L’articolo in cui ho denunciato le ingiurie sessiste fatte sulla pagina facebook nei confronti di una sedicenne ha avuto un effetto positivo e insperato. Il social network ha rimosso i contenuti lesivi e offensivi. Volevo tornare sull’argomento per ringraziare Giovanni, il lettore del Fatto quotidiano che lo aveva segnalato e rilevare come la pubblica denuncia di aggressioni verbali, possa essere una buona strategia contro l’inciviltà sul web. Ma l’inciviltà sul web non è che il riflesso di quella ormai profondamente radicata nella realtà, che rigurgita intolleranze e razzismo contro immigrati, omofobia, misoginia, antisemitismo e si condensa nell’opera al nero di menti prive di coscienza, involute o annegate dalla rabbia. Dobbiamo preoccuparci, e molto, quando questo avviene a livello collettivo, e dobbiamo preoccuparci ancora di più quando abita la politica e il Parlamento.
Quell’opera di sensibilizzazione rischia di perdere di forza ed efficacia quando la cultura del bullismo e della violenza sessista, razzista e omofoba, viene usata come arma politica e temo che l’impegno civile di molte donne e uomini sia vano come arginare con un cucchiaino, la piena di un fiume alimentato da una pioggia incessante.
Lo scorso anno, un consigliere comunale del Pd, Gianluigi Piras aveva augurato lo stupro ad una atleta russa, la Isimbayeva che a sua volta, aveva fatto dichiarazioni discriminanti sui gay.
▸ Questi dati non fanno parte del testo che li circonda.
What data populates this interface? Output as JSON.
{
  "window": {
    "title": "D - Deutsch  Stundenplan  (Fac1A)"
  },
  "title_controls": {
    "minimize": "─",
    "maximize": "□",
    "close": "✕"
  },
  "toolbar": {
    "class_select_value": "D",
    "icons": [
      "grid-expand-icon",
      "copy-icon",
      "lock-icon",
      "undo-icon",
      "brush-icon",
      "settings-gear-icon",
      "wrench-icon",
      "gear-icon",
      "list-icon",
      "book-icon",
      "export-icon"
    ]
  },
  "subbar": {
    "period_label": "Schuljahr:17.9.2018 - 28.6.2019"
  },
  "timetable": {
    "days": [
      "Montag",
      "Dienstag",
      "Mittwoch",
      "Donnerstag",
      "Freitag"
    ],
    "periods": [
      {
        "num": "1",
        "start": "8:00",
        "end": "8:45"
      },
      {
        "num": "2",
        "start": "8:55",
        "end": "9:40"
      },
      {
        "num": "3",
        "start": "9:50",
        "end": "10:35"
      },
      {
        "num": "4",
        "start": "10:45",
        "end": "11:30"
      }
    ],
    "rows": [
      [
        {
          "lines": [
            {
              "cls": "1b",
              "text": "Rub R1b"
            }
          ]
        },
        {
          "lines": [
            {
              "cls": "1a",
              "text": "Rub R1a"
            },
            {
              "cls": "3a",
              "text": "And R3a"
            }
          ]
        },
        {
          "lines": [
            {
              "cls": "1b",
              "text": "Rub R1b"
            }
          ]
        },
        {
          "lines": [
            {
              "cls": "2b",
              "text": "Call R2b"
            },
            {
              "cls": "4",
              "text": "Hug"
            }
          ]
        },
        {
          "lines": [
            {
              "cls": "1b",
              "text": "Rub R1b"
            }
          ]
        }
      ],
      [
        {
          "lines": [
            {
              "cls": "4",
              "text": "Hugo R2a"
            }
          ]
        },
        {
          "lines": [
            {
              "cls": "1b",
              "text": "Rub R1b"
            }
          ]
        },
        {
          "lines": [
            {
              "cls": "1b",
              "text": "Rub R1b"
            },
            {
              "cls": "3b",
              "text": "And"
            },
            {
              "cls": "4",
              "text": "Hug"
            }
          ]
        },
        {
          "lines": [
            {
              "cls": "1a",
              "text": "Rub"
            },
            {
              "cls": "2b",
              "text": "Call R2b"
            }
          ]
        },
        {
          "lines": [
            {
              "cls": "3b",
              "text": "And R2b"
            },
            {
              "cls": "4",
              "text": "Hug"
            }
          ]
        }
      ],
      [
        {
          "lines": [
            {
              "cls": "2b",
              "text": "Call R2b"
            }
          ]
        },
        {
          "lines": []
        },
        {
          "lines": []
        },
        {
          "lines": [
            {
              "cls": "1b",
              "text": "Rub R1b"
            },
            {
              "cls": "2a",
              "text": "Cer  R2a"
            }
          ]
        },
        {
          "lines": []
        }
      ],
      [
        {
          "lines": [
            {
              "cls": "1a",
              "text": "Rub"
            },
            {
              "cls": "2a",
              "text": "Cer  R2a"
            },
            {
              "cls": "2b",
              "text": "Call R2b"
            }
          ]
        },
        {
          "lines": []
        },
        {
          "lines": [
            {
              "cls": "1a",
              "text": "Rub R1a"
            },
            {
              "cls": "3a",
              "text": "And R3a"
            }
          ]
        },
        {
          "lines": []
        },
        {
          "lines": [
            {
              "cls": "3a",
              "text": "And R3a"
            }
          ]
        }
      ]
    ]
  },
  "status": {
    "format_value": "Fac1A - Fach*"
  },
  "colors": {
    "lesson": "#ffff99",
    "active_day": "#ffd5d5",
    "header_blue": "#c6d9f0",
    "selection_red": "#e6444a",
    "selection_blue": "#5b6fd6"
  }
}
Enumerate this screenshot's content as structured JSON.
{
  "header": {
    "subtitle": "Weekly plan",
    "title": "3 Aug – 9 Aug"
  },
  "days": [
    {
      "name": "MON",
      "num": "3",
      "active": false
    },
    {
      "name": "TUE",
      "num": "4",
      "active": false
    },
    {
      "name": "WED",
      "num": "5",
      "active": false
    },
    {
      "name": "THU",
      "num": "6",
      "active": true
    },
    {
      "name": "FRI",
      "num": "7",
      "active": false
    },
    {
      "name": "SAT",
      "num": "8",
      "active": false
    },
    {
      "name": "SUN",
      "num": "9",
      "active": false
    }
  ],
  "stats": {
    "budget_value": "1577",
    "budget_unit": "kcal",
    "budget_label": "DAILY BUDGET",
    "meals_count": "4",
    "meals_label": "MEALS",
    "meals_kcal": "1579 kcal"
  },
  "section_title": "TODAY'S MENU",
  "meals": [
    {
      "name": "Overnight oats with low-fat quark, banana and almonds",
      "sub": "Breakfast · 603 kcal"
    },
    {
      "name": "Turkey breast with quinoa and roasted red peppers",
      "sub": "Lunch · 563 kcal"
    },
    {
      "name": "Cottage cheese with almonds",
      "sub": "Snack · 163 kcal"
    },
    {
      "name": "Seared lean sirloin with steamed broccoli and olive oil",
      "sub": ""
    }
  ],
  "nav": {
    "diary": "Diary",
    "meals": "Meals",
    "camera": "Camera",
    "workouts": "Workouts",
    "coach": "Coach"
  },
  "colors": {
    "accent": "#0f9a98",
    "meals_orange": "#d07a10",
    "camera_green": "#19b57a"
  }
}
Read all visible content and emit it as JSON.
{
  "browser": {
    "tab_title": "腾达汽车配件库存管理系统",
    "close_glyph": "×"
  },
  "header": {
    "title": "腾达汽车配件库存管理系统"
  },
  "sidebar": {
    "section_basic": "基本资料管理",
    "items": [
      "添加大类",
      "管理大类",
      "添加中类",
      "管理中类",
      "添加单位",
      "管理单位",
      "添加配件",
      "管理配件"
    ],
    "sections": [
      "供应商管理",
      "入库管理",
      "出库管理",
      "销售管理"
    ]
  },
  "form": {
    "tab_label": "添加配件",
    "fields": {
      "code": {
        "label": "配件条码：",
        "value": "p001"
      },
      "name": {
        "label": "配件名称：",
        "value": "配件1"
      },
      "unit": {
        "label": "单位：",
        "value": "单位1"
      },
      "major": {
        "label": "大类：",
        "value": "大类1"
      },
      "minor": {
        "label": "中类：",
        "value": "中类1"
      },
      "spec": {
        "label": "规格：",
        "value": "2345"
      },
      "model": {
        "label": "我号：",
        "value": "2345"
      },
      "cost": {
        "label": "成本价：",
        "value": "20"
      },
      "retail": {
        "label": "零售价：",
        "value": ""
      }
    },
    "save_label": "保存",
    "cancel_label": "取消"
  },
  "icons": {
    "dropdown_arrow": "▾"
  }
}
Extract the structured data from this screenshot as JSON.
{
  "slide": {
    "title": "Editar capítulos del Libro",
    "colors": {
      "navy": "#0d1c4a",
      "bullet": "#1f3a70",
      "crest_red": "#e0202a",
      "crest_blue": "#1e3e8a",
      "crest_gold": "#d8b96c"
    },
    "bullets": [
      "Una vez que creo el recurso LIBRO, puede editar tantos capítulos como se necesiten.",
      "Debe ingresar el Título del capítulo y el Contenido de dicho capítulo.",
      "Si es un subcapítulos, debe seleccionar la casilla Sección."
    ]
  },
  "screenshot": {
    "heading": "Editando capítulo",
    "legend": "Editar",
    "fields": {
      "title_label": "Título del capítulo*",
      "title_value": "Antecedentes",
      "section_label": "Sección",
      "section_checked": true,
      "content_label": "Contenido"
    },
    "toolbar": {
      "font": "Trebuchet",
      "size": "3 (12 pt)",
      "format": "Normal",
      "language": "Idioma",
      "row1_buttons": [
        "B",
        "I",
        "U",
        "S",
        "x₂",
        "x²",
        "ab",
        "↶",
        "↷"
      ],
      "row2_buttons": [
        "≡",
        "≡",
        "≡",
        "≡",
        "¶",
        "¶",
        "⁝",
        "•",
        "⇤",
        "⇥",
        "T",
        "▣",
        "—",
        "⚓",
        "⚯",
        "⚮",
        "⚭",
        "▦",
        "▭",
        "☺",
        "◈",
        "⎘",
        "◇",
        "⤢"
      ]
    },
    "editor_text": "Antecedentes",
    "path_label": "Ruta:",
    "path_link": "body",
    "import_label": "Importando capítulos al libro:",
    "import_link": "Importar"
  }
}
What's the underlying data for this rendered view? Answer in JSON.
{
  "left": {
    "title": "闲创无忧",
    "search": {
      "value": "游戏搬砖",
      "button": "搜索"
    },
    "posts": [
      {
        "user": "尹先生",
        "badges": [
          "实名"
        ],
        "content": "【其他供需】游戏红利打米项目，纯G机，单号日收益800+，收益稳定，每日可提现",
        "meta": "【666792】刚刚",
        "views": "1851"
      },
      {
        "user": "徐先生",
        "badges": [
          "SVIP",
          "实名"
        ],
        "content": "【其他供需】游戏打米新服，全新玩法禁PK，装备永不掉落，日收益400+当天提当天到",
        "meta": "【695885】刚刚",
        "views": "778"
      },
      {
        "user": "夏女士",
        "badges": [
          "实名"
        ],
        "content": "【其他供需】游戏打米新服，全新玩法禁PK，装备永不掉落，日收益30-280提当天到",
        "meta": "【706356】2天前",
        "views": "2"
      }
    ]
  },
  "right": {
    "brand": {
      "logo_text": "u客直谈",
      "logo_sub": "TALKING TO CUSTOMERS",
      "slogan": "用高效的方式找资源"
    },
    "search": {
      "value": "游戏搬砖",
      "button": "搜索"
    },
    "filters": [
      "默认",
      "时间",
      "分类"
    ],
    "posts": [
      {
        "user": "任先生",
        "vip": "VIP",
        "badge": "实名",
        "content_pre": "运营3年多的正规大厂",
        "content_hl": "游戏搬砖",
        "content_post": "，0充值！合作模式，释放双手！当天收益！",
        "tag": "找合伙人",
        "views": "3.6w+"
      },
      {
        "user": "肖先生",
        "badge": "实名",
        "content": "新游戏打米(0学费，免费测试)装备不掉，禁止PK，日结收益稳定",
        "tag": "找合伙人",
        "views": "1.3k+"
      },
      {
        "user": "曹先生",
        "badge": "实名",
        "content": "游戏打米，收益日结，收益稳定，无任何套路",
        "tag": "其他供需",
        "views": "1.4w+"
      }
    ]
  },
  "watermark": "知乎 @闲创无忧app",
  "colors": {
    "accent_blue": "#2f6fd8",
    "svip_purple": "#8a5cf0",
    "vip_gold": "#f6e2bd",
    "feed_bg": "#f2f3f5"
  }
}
Poi era stato il turno di una consigliera leghista, Dolores Valandro, che aveva augurato lo stupro alla ministra Cecile Kyenge, spesso bersaglio di ingiurie razziste.
In questi giorni ho raccolto materiale: insulti, immagini, atteggiamenti violenti aggressivi, e poi banalizzazioni e semplificazioni, persino giustificazioni di atti di violenza; sarà interessante utilizzarlo e (ahinoi) mi faciliterà il lavoro quando durante i corsi di formazione, spiegherò che cosa intendo quando parlo di cultura sessista come fenomeno diffuso e trasversale. La cultura sessista, come quella razzista e omofoba, è un seme che si annida nei modelli di relazione che apprendiamo fin dall’infanzia, in pregiudizi, rappresentazioni dell’altro, o negli stereotipi. Nel ventennio triste che siamo soliti definire berlusconiano, queste scorie si sono accomulate perché nulla è stato fatto per smaltirle anzi ha fatto gioco alimentarle.
Laura Boldrini, presidente della Camera, è stata messa alla gogna sul web da Beppe Grillo, bersagliata da volgarità e fantasie di stupro; sei deputate sono state offese, ed un’altra è stata addirittura strattonata ed ha incassato uno schiaffo. Alle aggressioni, sono seguite negazioni e in alcuni casi le scuse da parte degli aggressori. Non è mancato il corredo di banalizzazioni. C’è chi sullo stupro ha fatto battute su Twitter, poi cancellate (Messora), e ci sono state anche le giustificazioni anzi le approvazioni sull’uso della forza contro la deputata Lupo (Pierluigi Battista).
Non so se mi sono persa qualche altro esempio ma la cultura della violenza contro le donne è questa roba qua. Commessa anche senza violenza fisica, e tollerata, giustificata, banalizzata. E non è qualcosa che viene commessa in famiglie disagiate, in segrete stanze dove regna la malattia psichiatrica, il raptus, dove esiste la criminalità e non colpisce le donne deboli o vulnerabili.
E’ tra noi. E’ un mondo di relazioni con le donne o con altri soggetti considerati analogamente “inferiori”, che riproduce modelli di subalternità, di prevaricazione e anche di una bella dose di sessuofobia (che poi le bacchettone sarebbero sempre le femministe). Dinamiche culturali e psicologiche che rendono inammissibile vivere il conflitto con una donna su un piano di parità, e allora subentra la violenza fisica o verbale: che siano schiaffi che volano, epiteti ingiuriosi, stupri reali o virtuali, e umiliazioni di corpi. Auguriamoci un veloce cambio di marcia perché quella cultura violenta contro le donne si esprime con maggior forza e determinazione proprio quando c’è una società che involve e diventa autoritaria. Le due cose non sono scisse.